Baltimore. I love Baltimore. It’s got that cozy, quasi-beat down feel I dig in East Coast Cities, a good smattering of galleries and museums, and an idiosyncratic funkiness that appreciates the weird. While there for a birthday weekend earlier in the month, Shannon and I and my best friends, Rachel, Tim, and Reece went to the American Visionary Arts Museum, a place dedicated to self-trained artists, heavy on the work of mental patients, and able to encompass both this haunting applewood sculpture carved by a TB patient soon to commit suicide and a gift shop in which Reece could buy a whoopy cushion for his twin five-year-olds.
And since we like to eat—and since Tim in particular loves food more than most any other product of human civilization—restaurants factored heavily into the birthday plans. Each establishment we patronized ended up, as if by magic, to be exactly what we needed at exactly the moments in which we patronized them.
Friday night, Rae and Tim were eager to take us to a spot called Ten Ten. We were planning on going dancing later and Ten Ten boasts “handcrafted cocktails” that proved excellent primers for the club, as well as the reason that my memories of Ten Ten are limited primarily to them.
Okay, that’s not totally accurate. Tim’s lamb shank came on the bone and looked like both a Viking’s dinner and his mace. And the Fried Brussels Sprouts with Chili Vinaigrette were superb. As best as I can deduce now, they’d been steamed to the perfect shade of Late Spring Green and then pan fried briefly at very high heat, giving them those caramelized-charcoal spots that make for the best Brussels.

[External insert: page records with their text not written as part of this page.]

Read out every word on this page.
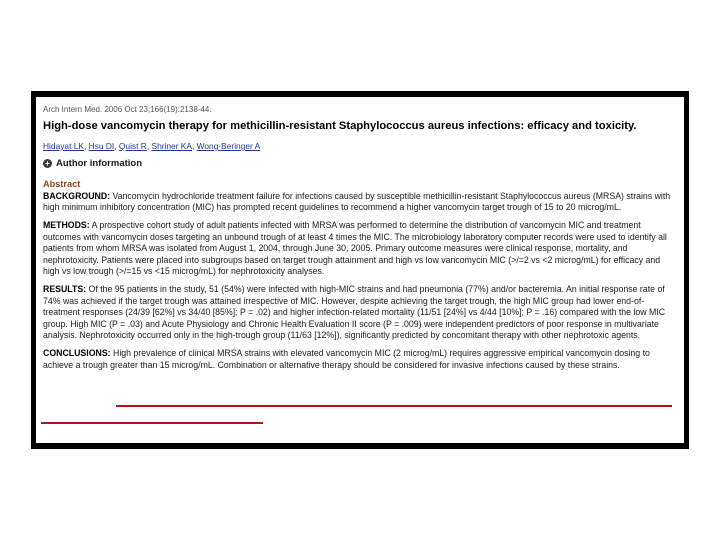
Arch Intern Med. 2006 Oct 23;166(19):2138-44.
High-dose vancomycin therapy for methicillin-resistant Staphylococcus aureus infections: efficacy and toxicity.
Hidayat LK, Hsu DI, Quist R, Shriner KA, Wong-Beringer A
+ Author information
Abstract

BACKGROUND: Vancomycin hydrochloride treatment failure for infections caused by susceptible methicillin-resistant Staphylococcus aureus (MRSA) strains with high minimum inhibitory concentration (MIC) has prompted recent guidelines to recommend a higher vancomycin target trough of 15 to 20 microg/mL.

METHODS: A prospective cohort study of adult patients infected with MRSA was performed to determine the distribution of vancomycin MIC and treatment outcomes with vancomycin doses targeting an unbound trough of at least 4 times the MIC. The microbiology laboratory computer records were used to identify all patients from whom MRSA was isolated from August 1, 2004, through June 30, 2005. Primary outcome measures were clinical response, mortality, and nephrotoxicity. Patients were placed into subgroups based on target trough attainment and high vs low vancomycin MIC (>/=2 vs <2 microg/mL) for efficacy and high vs low trough (>/=15 vs <15 microg/mL) for nephrotoxicity analyses.

RESULTS: Of the 95 patients in the study, 51 (54%) were infected with high-MIC strains and had pneumonia (77%) and/or bacteremia. An initial response rate of 74% was achieved if the target trough was attained irrespective of MIC. However, despite achieving the target trough, the high MIC group had lower end-of-treatment responses (24/39 [62%] vs 34/40 [85%]; P = .02) and higher infection-related mortality (11/51 [24%] vs 4/44 [10%]; P = .16) compared with the low MIC group. High MIC (P = .03) and Acute Physiology and Chronic Health Evaluation II score (P = .009) were independent predictors of poor response in multivariate analysis. Nephrotoxicity occurred only in the high-trough group (11/63 [12%]), significantly predicted by concomitant therapy with other nephrotoxic agents.

CONCLUSIONS: High prevalence of clinical MRSA strains with elevated vancomycin MIC (2 microg/mL) requires aggressive empirical vancomycin dosing to achieve a trough greater than 15 microg/mL. Combination or alternative therapy should be considered for invasive infections caused by these strains.
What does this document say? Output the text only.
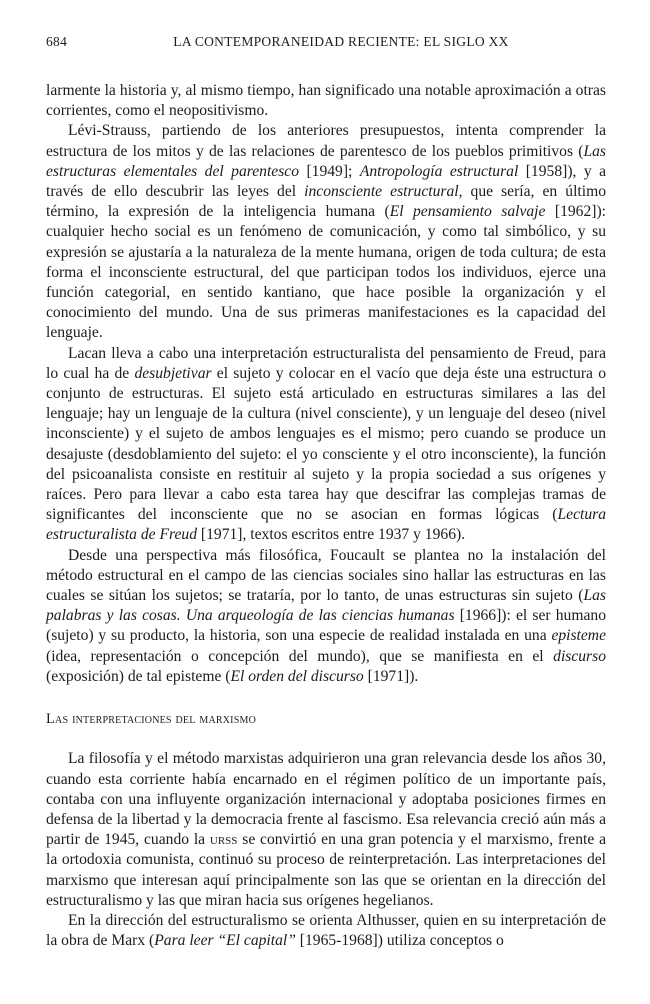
684	LA CONTEMPORANEIDAD RECIENTE: EL SIGLO XX

larmente la historia y, al mismo tiempo, han significado una notable aproximación a otras corrientes, como el neopositivismo.

Lévi-Strauss, partiendo de los anteriores presupuestos, intenta comprender la estructura de los mitos y de las relaciones de parentesco de los pueblos primitivos (Las estructuras elementales del parentesco [1949]; Antropología estructural [1958]), y a través de ello descubrir las leyes del inconsciente estructural, que sería, en último término, la expresión de la inteligencia humana (El pensamiento salvaje [1962]): cualquier hecho social es un fenómeno de comunicación, y como tal simbólico, y su expresión se ajustaría a la naturaleza de la mente humana, origen de toda cultura; de esta forma el inconsciente estructural, del que participan todos los individuos, ejerce una función categorial, en sentido kantiano, que hace posible la organización y el conocimiento del mundo. Una de sus primeras manifestaciones es la capacidad del lenguaje.

Lacan lleva a cabo una interpretación estructuralista del pensamiento de Freud, para lo cual ha de desubjetivar el sujeto y colocar en el vacío que deja éste una estructura o conjunto de estructuras. El sujeto está articulado en estructuras similares a las del lenguaje; hay un lenguaje de la cultura (nivel consciente), y un lenguaje del deseo (nivel inconsciente) y el sujeto de ambos lenguajes es el mismo; pero cuando se produce un desajuste (desdoblamiento del sujeto: el yo consciente y el otro inconsciente), la función del psicoanalista consiste en restituir al sujeto y la propia sociedad a sus orígenes y raíces. Pero para llevar a cabo esta tarea hay que descifrar las complejas tramas de significantes del inconsciente que no se asocian en formas lógicas (Lectura estructuralista de Freud [1971], textos escritos entre 1937 y 1966).

Desde una perspectiva más filosófica, Foucault se plantea no la instalación del método estructural en el campo de las ciencias sociales sino hallar las estructuras en las cuales se sitúan los sujetos; se trataría, por lo tanto, de unas estructuras sin sujeto (Las palabras y las cosas. Una arqueología de las ciencias humanas [1966]): el ser humano (sujeto) y su producto, la historia, son una especie de realidad instalada en una episteme (idea, representación o concepción del mundo), que se manifiesta en el discurso (exposición) de tal episteme (El orden del discurso [1971]).

Las interpretaciones del marxismo

La filosofía y el método marxistas adquirieron una gran relevancia desde los años 30, cuando esta corriente había encarnado en el régimen político de un importante país, contaba con una influyente organización internacional y adoptaba posiciones firmes en defensa de la libertad y la democracia frente al fascismo. Esa relevancia creció aún más a partir de 1945, cuando la urss se convirtió en una gran potencia y el marxismo, frente a la ortodoxia comunista, continuó su proceso de reinterpretación. Las interpretaciones del marxismo que interesan aquí principalmente son las que se orientan en la dirección del estructuralismo y las que miran hacia sus orígenes hegelianos.

En la dirección del estructuralismo se orienta Althusser, quien en su interpretación de la obra de Marx (Para leer “El capital” [1965-1968]) utiliza conceptos o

At the time, however, I’d had, as best as I can recall, two Electric Relaxations, composed of gin, Sloe Gin, honey, Pernod, and lime, as well as a nice glass of Talisker (identified by taste alone, I might add) before leaving the house, leading me to declare authoritatively to the table that after the steaming, the Brussels had probably been subjected to a blow torch ordinarily relegated to Crème brûlée.
After the Electric Relaxations, I also enjoyed a nice pinot noir, as well as a tawny port, the names of which I can’t get within a mile of recalling.
And then we danced. We were the oldest people there by at least eight years. The DJ was named Harry Hotter, and the music was ridiculous. Shannon and Tim were cranky. Shannon told me, “I don’t know how to dance to music like this.” Then we discovered $5 margaritas and she learned how.
On Saturday morning Reece arrived from West Virginia with fresh eggs from his 14 chickens. I scrambled them up and the yellow of their yolks was so sunny as to seem almost artificial in a world of store-bought eggs. They were delicious. The fact that their natural color was so extreme as to make them look almost artificial kind of captures our whole modern food world in an eggshell.